Thursday, April 29, 2004

What's that? Common sense out of Washington? You don't say........

(via Unscrewing the Unscrutable)

McDermott leads pledge in House, omits 'under God'

By Jim Brunner and Alex Fryer
Seattle Times staff reporters

WASHINGTON — U.S. Rep. Jim McDermott turned a routine recitation of the Pledge of Allegiance into a political flap this week when he omitted the words "under God" while leading the House of Representatives in the pledge.

McDermott, D-Seattle, said he recited the pledge before Tuesday's House session the way he had learned it as a child in Illinois, before the words "under God" were added, and that he meant no offense. When he came to "under God," McDermott paused while the rest of the House said the words and then continued on with the pledge.

"That's how I've always said it," McDermott said yesterday. "I make my pledge to my country and that's the end of it."

Of course, that's where the common sense abruptly came to a screeching halt, as various congressmen and women immediately chastised Rep. McDermott for "embarrassing the House and disparaging the majority of Americans who share the values expressed in the pledge."


The First Amendment of our constitution clearly states- "Congress shall make no law respecting an establishment of religion, or prohibiting the free exercise thereof ". Without getting too detailed, it's pretty obvious that this meant that government should not be in the business of selecting which religions it would ESTABLISH as the GOVERNMENTS religion. For those intellectually challenged, this means that the House of Representatives should not say "god" when debating laws anymore than they should say "Buddha" or "Zoroastria" 'cause see, that would be EXCLUSIVE.

I blogged about the Supreme Court Case concerning the pledge earlier here, and brought up a few of the relevant quotes from certain political figures concerning the issue.

Thomas Jefferson-

Gentlemen,-The affectionate sentiments of esteem and approbation which you are so good as to express towards me on behalf of the Danbury Baptist Association give me the highest satisfaction. . . . Believing with you that religion is a matter which lies solely between man and his God; that he owes account to none other for his faith or his worship; that the legislative powers of government reach actions only and not opinions, I contemplate with sovereign reverence that act of the whole American people which declared that their legislature should “make no law respecting an establishment of religion or prohibiting the free exercise thereof,” thus building a wall of separation between Church and State. Adhering to this expression of the supreme will of the nation in behalf of the rights of conscience, I shall see with sincere satisfaction the progress of those sentiments which tend to restore to man all his natural rights, convinced he has no natural right in opposition to his social duties. I reciprocate your kind prayers for the protection and blessing of the common Father and Creator of man, and tender you for yourselves and your religious association assurances of my high respect and esteem.

Taken from -Jefferson, Writings, Vol. XVI, pp. 281-282, to the Danbury Baptist Association on January 1, 1802.

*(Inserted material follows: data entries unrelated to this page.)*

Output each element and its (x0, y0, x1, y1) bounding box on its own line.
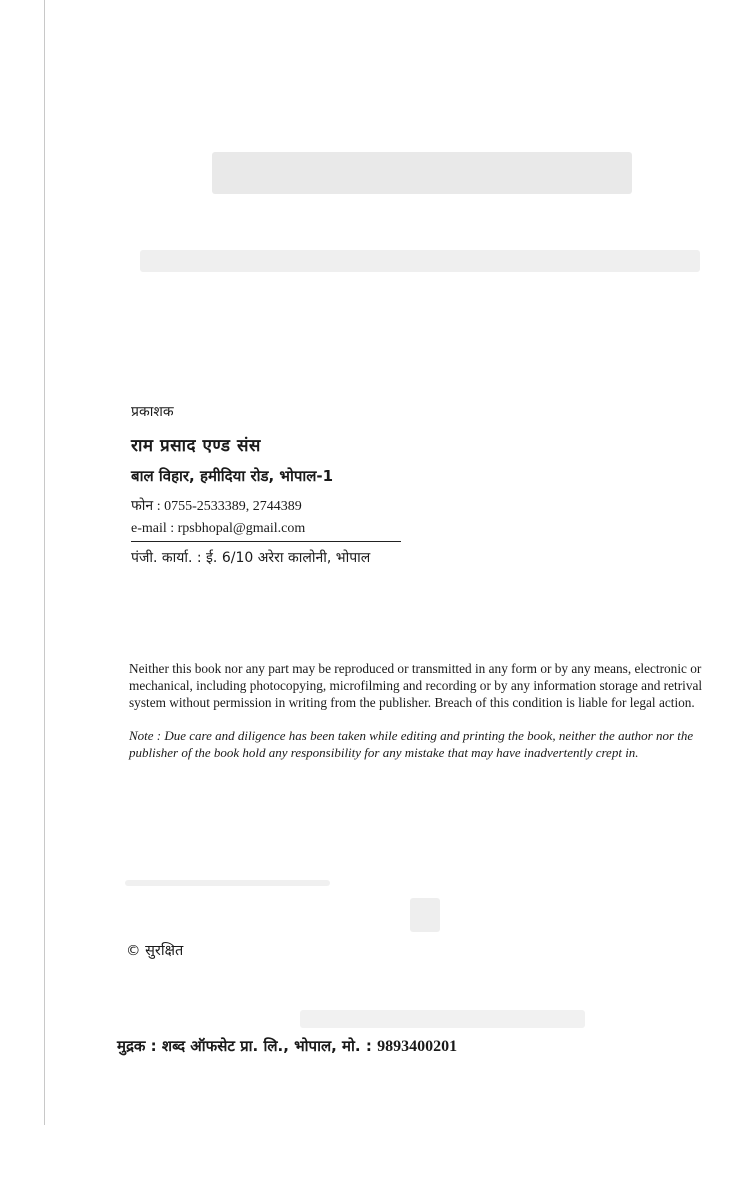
disclaimer-note: Note : Due care and diligence has been taken while editing and printing the book, neither the author nor the publisher of the book hold any responsibility for any mistake that may have inadvertently crept in. (129, 728, 694, 760)
show-through-lower-text (300, 1010, 585, 1028)
printer-line (117, 1036, 457, 1056)
rights-notice: Neither this book nor any part may be reproduced or transmitted in any form or by any means, electronic or mechanical, including photocopying, microfilming and recording or by any information storage and retrival system without permission in writing from the publisher. Breach of this condition is liable for legal action. (129, 661, 703, 710)
show-through-subtitle (140, 250, 700, 272)
show-through-lower-mark (410, 898, 440, 932)
publisher-email: e-mail : rpsbhopal@gmail.com (131, 521, 401, 542)
page-binding-edge (44, 0, 45, 1125)
publisher-address: बाल विहार, हमीदिया रोड, भोपाल-1 (131, 467, 334, 485)
printer-label: मुद्रक : शब्द ऑफसेट प्रा. लि., भोपाल, मो. : (117, 1037, 378, 1055)
legal-block (129, 660, 731, 761)
printer-mobile: 9893400201 (377, 1038, 458, 1055)
copyright-notice: © सुरक्षित (126, 943, 184, 959)
show-through-lower-line (125, 880, 330, 886)
publisher-phone: फोन : 0755-2533389, 2744389 (131, 499, 302, 514)
publisher-label: प्रकाशक (131, 404, 174, 420)
publisher-registered-office: पंजी. कार्या. : ई. 6/10 अरेरा कालोनी, भोपाल (131, 550, 371, 566)
show-through-title (212, 152, 632, 194)
publisher-block (131, 402, 431, 567)
publisher-name: राम प्रसाद एण्ड संस (131, 436, 261, 456)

"The United States have adventured upon a great and noble experiment, which is believed to have been hazarded in the absence of all previous precedent -- that of total separation of church and state. No religious establishment by law exists among us. The conscience is left free from all restraint and each is permitted to worship his maker after his own judgement ... Such is the great experiment which we have tried; our system of free government would be imperfect without it.", [President John Tyler, 10th US President and supporter of state-church separation]

"I believe in an America where the separation of church and state is absolute -- where no Catholic prelate would tell the president (should he be Catholic) how to act, and no Protestant minister would tell his parishioners for whom to vote -- where no church or church school is granted any public funds or political preference -- and where no man is denied public office merely because his religion differs from the president who might appoint him or the people who might elect him." [President John F. Kennedy]

"When the government puts its imprimatur on a particular religion it conveys a message of exclusion to all those who do not adhere to the favored beliefs. A government cannot be premised on the belief that all persons are created equal when it asserts that God prefers some." Supreme Court Justice Harry A. Blackmun in the Lee v. Weisman ruling, 1992.

And just to remind you the man who wrote the pledge, Sir Francis Bellamy, a Baptist minister, wrote the pledge as follows: 'I pledge allegiance to my Flag and (to*) the Republic for which it stands, one nation, indivisible, with liberty and justice for all.' He considered placing the word, 'equality,' in his Pledge, but knew that the state superintendents of education on his committee were against equality for women and African Americans. [ * 'to' added in October, 1892. ]

If a MINISTER realized that God didn't belong in the pledge, why is this so hard for all of the other religious folks to understand?

Would anyone even be having this conversation if someone said "Under Allah"? I think not.